O Yingshao

Os atrevidos mortais, que tudo parecem querer classificar e arrumar nas suas frágeis gavetas mentais, amiúde sofrem por não conseguirem sequer rotular certos seres, por estes escaparem às categorias preconcebidas. É o caso do yingshao. Com um forte corpo de cavalo, a pele tigrada como os temíveis felinos, face humana e duas asas implantadas no dorso, ao darem por este estranho ente os sábios hesitam se o hão-de considerar um animal ou um ser divino.
Humano, com certeza, não será; ¿deveremos então considerá-lo pertencente ao reino da natureza ou ao reino do sagrado? Ou, tomando uma outra perspectiva, considerar que a sua existência esbate por completo as fronteiras entre os dois reinos e que essa separação não passa de mais um erro derivado da nossa leitura incapaz do mundo e das dez mil coisas que o compõem.
Segundos os antigos textos, o yingshao terá nascido numa extraordinária montanha chamada Huaijiang, onde o lápis-lazuli, um raro pigmento encarnado, jade branco, ouro e prata abundantemente existem. De tal modo esta montanha esplandece e espanta os homens que muitos acreditam ser a morada terrestre do Imperador do Céu e dão-lhe o nome de Jardim da Paz.
Contudo, a beleza da sua terra originária não foi suficiente para ali prender o yingshao. Aliás, nenhum lugar particular parece ter o condão de o fixar, pois esta criatura, tão magnífica quanto bizarra, é conhecida por continuamente se deslocar, quer por toda a terra, quer através dos Quatro Mares ou traçando temerários riscos ao longo da abóbada celeste.
Relatos arcaicos confirmam a presença do yingshao nos mais díspares e inopinados espaços, sendo desconhecido o que o faz mover-se sem hesitações ou descanso. Num dia poderá ser avistado no sopé de um monte verdejante, no outro descortinado no mais abrasante deserto ou sobrevoando as ilhas ignotas que salpicam os mares.
O yingshao é, sobretudo, apreciado pelos letrados, porque os sons que emite fazem lembrar os que ressoam no ar quando um ser humano lê um livro em voz alta.

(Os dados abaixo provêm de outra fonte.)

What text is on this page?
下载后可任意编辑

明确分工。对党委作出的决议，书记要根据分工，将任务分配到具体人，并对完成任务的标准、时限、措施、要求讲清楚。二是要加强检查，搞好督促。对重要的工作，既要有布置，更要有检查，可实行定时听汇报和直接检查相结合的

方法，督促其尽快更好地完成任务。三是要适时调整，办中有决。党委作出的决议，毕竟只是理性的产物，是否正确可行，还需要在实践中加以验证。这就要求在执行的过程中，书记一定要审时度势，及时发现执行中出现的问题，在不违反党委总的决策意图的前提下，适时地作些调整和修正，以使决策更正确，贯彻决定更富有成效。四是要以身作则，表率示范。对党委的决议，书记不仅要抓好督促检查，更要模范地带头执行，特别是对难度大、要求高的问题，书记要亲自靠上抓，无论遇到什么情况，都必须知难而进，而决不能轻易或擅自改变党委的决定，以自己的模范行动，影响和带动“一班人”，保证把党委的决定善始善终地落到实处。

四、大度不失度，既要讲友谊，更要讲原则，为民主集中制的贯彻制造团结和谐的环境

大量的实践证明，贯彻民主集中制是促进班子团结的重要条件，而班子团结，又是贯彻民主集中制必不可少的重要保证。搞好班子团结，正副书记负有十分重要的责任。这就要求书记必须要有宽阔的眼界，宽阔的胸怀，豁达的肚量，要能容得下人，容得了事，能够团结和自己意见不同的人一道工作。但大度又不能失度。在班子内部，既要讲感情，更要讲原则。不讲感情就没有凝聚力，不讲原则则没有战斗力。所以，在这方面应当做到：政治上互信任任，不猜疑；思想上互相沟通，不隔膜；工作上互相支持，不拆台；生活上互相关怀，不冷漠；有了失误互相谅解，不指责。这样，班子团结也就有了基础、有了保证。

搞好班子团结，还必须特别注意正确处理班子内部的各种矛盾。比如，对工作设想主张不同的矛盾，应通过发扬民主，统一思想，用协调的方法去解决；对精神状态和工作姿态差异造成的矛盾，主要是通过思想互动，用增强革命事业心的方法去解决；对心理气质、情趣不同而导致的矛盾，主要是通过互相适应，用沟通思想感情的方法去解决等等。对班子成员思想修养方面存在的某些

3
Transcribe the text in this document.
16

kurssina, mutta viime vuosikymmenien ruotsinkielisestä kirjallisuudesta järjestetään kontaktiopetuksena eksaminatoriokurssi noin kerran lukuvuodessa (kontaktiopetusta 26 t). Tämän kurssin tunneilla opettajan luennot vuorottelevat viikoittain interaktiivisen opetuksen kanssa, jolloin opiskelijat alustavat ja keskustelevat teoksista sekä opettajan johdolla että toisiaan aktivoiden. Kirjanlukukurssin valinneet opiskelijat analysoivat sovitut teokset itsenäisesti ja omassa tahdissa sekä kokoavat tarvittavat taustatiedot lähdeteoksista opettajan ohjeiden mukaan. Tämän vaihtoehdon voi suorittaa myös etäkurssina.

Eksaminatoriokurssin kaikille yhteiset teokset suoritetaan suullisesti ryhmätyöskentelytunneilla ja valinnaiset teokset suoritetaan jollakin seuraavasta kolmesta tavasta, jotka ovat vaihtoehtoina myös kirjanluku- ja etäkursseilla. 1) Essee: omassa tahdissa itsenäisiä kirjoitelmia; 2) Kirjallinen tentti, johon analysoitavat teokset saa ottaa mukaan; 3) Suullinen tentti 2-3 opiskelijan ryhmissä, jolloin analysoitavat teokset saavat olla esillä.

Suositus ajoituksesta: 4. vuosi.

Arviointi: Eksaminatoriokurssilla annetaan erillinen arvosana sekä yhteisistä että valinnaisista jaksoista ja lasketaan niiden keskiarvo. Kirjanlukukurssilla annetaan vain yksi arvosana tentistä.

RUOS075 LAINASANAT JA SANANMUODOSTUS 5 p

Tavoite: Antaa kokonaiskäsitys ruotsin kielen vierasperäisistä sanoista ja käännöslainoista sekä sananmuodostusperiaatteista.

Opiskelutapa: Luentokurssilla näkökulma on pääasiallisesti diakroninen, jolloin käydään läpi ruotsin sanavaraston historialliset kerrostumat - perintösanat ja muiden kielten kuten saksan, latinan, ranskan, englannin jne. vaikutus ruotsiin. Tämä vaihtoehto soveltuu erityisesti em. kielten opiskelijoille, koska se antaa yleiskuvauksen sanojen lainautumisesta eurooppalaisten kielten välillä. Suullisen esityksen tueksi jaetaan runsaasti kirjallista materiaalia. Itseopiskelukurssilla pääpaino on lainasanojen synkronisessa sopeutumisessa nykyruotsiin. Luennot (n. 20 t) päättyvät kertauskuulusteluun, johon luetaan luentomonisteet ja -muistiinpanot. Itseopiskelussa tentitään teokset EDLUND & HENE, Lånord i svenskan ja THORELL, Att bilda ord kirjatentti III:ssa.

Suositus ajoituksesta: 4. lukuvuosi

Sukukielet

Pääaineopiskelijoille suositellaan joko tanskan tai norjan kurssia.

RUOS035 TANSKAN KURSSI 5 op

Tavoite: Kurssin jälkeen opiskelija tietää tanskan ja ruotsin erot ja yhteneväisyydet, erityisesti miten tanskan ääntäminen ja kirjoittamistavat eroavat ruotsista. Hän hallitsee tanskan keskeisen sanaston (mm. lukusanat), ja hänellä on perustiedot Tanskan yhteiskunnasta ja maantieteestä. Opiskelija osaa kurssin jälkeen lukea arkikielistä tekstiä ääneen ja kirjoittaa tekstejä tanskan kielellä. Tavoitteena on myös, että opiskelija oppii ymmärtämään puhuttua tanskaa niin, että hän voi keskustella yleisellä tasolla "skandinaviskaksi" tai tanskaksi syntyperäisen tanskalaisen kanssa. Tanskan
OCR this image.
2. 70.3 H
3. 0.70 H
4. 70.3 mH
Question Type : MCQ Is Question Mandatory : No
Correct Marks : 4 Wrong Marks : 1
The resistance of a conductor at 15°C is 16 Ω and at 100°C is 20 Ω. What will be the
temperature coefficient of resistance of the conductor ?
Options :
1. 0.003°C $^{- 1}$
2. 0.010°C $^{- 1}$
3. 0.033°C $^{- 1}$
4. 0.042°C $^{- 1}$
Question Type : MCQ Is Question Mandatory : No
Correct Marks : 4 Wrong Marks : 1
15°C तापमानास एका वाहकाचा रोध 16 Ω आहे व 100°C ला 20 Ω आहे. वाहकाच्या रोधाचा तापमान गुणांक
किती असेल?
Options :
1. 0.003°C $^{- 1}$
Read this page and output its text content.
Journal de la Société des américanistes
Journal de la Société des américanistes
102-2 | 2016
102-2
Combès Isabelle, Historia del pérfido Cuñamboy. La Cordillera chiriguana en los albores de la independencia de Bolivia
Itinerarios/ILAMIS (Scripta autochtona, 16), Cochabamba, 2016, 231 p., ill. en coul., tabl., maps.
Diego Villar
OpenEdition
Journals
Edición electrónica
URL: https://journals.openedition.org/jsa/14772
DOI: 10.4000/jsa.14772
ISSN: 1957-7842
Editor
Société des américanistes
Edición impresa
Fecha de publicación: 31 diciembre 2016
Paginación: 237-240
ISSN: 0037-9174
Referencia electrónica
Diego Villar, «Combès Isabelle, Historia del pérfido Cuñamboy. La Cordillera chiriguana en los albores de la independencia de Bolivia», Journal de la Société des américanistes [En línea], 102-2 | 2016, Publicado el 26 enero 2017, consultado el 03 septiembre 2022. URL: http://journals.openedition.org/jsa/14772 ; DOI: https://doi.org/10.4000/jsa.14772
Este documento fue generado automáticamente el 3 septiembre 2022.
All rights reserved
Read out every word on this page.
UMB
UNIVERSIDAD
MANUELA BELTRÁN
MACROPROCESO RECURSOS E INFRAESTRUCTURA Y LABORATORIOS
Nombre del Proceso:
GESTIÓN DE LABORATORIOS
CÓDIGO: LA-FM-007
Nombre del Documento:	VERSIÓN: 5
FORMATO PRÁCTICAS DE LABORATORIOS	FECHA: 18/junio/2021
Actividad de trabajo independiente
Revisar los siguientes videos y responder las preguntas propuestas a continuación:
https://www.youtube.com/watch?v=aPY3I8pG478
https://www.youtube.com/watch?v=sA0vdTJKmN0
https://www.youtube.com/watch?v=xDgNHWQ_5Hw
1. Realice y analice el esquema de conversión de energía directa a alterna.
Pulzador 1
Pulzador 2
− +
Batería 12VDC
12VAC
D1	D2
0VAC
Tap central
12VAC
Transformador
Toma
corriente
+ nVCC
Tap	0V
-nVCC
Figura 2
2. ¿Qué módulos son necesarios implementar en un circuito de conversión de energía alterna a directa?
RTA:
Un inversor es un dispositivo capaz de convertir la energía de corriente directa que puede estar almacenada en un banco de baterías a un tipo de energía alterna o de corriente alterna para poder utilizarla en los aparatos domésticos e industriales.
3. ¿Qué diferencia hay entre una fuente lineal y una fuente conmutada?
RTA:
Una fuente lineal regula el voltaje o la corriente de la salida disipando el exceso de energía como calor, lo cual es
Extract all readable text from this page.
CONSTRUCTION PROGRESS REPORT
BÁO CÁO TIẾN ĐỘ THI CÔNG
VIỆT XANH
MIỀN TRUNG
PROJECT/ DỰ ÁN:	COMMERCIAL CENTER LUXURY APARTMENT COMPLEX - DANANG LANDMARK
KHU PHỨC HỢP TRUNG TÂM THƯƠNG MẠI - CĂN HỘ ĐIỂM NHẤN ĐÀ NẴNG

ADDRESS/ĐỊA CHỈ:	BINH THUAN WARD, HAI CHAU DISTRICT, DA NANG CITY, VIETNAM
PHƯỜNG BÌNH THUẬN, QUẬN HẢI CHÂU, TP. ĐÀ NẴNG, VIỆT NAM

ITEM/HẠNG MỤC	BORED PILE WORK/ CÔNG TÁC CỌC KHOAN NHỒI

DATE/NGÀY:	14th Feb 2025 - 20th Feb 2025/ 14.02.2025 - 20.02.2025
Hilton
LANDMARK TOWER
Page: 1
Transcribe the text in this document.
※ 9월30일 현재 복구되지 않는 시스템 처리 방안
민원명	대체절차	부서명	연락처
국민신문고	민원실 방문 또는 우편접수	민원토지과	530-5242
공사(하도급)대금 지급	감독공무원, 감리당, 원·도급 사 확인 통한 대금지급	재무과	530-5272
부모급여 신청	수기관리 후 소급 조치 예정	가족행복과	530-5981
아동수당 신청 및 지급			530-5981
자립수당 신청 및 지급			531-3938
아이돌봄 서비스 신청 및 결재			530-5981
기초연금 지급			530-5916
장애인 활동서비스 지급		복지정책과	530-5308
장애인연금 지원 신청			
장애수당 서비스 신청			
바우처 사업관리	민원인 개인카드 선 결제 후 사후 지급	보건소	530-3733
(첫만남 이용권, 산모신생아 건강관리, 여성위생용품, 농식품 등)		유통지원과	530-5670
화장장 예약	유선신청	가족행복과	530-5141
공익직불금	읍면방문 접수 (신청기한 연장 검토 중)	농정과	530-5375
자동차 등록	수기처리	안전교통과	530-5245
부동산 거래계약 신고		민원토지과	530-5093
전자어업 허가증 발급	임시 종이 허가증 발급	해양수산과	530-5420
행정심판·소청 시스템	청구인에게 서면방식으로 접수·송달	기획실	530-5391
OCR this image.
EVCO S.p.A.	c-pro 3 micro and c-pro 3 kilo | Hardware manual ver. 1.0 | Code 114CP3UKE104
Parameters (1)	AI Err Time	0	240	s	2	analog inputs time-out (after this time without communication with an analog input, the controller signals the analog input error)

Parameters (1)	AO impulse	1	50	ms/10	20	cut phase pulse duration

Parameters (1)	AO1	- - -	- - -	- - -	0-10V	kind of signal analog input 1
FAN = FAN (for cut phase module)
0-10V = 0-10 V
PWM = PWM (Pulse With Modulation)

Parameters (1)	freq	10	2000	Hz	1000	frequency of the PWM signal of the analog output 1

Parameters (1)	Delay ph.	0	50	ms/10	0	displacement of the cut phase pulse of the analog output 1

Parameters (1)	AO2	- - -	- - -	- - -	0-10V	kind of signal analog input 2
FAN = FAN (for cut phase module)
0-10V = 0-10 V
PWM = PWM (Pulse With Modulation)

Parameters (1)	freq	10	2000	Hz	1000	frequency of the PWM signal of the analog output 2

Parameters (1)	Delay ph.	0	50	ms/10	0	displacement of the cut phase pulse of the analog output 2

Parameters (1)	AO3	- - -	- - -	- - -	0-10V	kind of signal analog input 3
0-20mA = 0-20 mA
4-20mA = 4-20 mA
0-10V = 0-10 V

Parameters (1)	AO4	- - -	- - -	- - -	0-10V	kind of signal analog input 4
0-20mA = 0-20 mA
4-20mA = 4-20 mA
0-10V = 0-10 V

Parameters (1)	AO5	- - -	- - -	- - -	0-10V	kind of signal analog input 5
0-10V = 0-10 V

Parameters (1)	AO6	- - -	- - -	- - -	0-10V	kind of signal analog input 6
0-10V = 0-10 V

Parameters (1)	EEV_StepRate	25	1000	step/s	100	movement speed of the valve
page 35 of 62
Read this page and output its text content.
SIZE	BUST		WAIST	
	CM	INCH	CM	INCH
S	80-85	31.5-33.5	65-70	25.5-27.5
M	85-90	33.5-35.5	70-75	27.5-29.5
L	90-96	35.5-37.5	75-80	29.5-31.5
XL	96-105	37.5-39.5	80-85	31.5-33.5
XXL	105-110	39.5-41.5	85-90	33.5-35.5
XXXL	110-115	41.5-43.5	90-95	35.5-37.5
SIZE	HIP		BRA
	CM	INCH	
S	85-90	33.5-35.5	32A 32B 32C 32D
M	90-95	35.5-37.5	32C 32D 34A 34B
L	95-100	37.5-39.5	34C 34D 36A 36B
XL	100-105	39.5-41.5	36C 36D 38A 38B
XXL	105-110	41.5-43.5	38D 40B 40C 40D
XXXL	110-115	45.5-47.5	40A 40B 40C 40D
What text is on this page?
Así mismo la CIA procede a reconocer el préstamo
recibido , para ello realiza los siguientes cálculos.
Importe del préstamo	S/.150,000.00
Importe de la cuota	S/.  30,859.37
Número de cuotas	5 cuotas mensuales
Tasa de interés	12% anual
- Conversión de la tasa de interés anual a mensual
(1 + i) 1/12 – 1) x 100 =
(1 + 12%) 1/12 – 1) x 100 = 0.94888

Quem o escuta, facilmente fantasia estar na presença de um incontido poeta ou de um inesgotável contador de histórias, embora até ao presente ninguém tenha sido capaz de encontrar sentido algum na cascata de sons que a sua boca incessantemente produz.
Alguns comentadores sugerem que o yingshao se exprime numa língua perdida, falada entre os antigos deuses. Estes são os que o consideram como pertencente ao reino dos seres divinos. Já outros apenas consideram esses sons como os grunhidos de uma besta incontinente que, continuamente, se vê impelida a proferi-los, sendo que a semelhança ao homem-leitor não passará de uma coincidência e, definitivamente, o catalogam como pertencente ao reino dos animais.
O que seguramente sabemos é que o homem, nem animal nem divino ou uma mescla infeliz dos dois reinos, é a bamboleante corda sobre o abismo que separa as bestas dos deuses (ou de uma realização humana ulterior, como descreve um bigodudo pensador alemão), ser infeliz de não dar por si como uma totalidade plena de sentido.
Já o yingshao, aproveitando as suas poderosas asas, sobrevoa esse mesmo abismo mas, para espanto de muitos, não se fixa nem de um lado nem do outro, preferindo uma vida nómada e, aparentemente, sem outro sentido que não seja usufruir do movimento a que parece para sempre condenado.

Este texto é uma ficção inspirada no clássico “Livro das Montanhas e dos Mares” (Shanhai Jing).